Four pygmy goats and two tiny chicks were brought to Harts House Care Home, in Harts Grove, last week.

Residents, relatives and even staff gathered in the communal lounge to spend an afternoon with the adorable animals, getting to hold, cuddle and have a selfie or two.

But as well as being cute, the goats and chick perform an important function, providing therapy for patients with dementia and Alzheimer’s.
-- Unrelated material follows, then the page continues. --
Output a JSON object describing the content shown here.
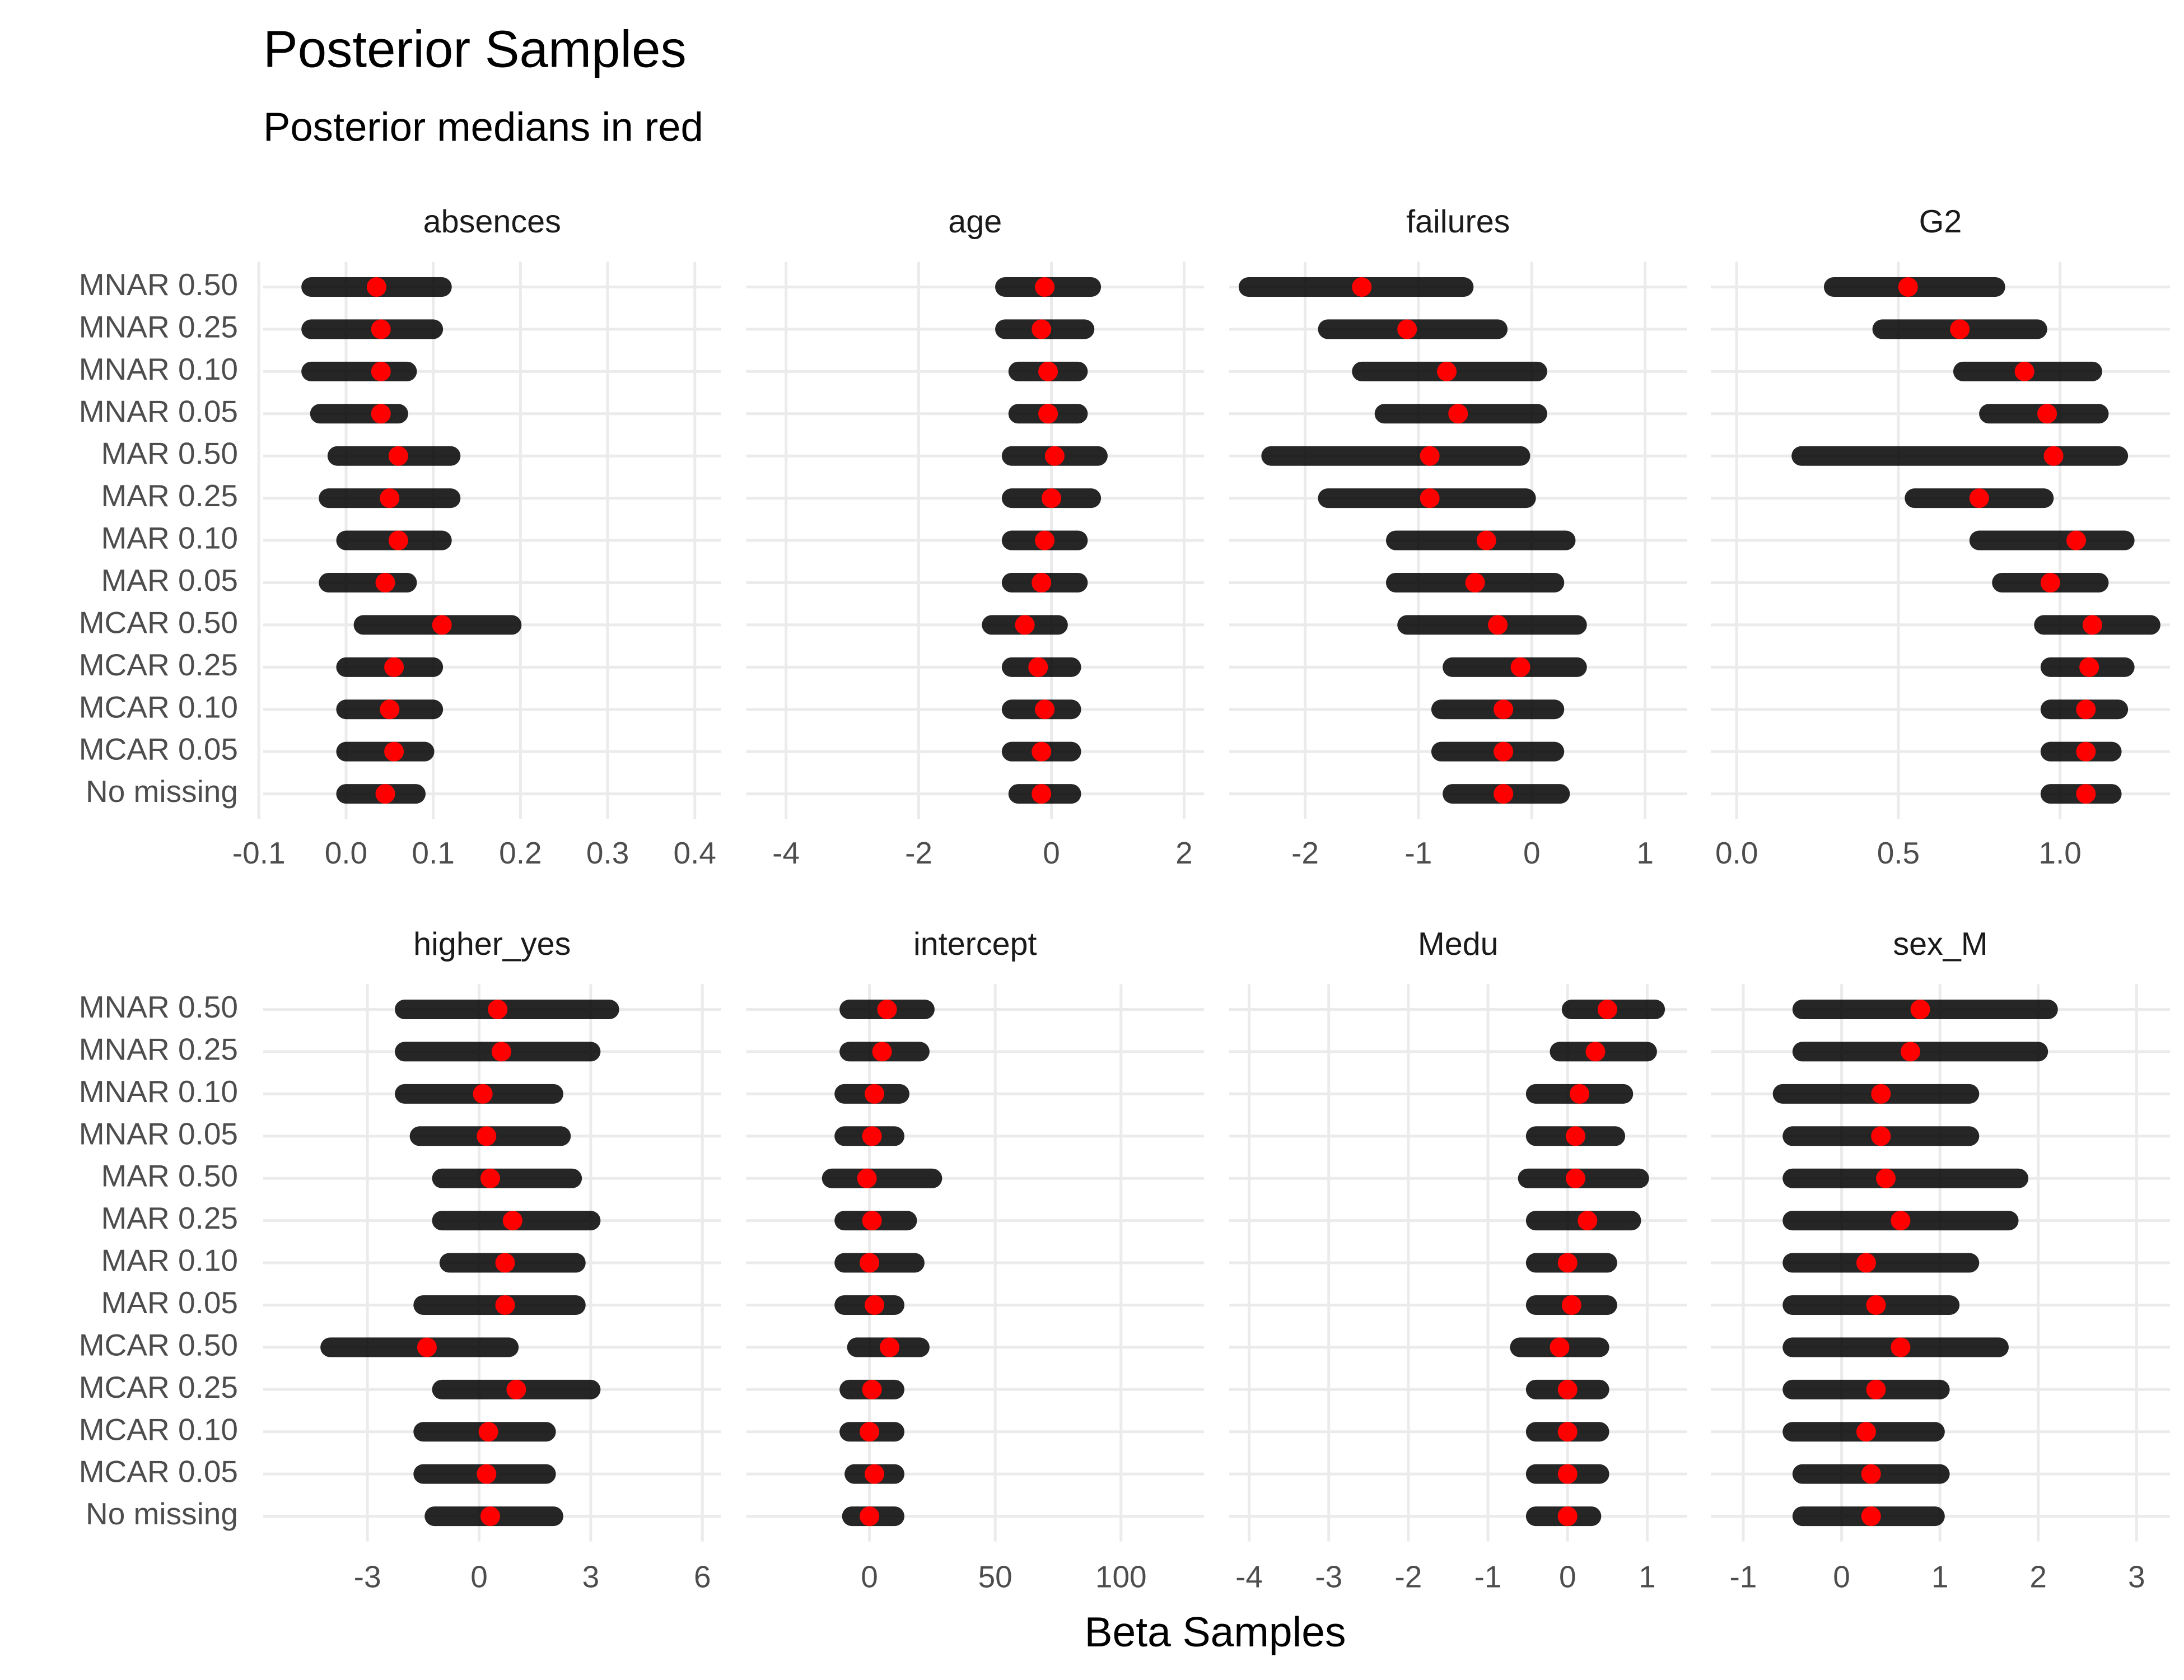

Research has found that interacting with the animals encourages residents to be more social, it improves their relaxation and reduces physical pain and blood pressure.

They recognise the goats and chicks as things they can interact with without any worries.

Senior lead events co-ordinator at Bupa, Tajá Rosie Young, explained: “I started to look into animal therapy first when a resident expressed how much she was missing her cat.

“This lead me to look into bringing animals into the home, and it went from a dog to a cat to goats and chickens.

“The animals are of so much benefit to the residents, improving cognitive function and in one case, social emotion.

“They assist in the enhancement of memory recall and the sense of wellbeing.”

Residents got to cuddle the goats while learning about their dietary needs, growth and living conditions.

The chicks were taken around to the residents’ bedrooms, for those who were unable to make it down the communal area.

The pictures show how much the residents delighted in playing with the animals.

The tiny chicks hopped all over the place, with one leaping up onto resident Jennifer Moxham’s shoulder.

Tajá said: “The afternoon presented so much positivity for both staff and residents.

“It was amazing to see how something so simple can make such a lasting positive impact.”

“The benefits of animal therapy is amazing and this has really left a positive lasting impact in the care home, so much so that the residents are now asking for a goat.

“They just didn’t want to let go of them.”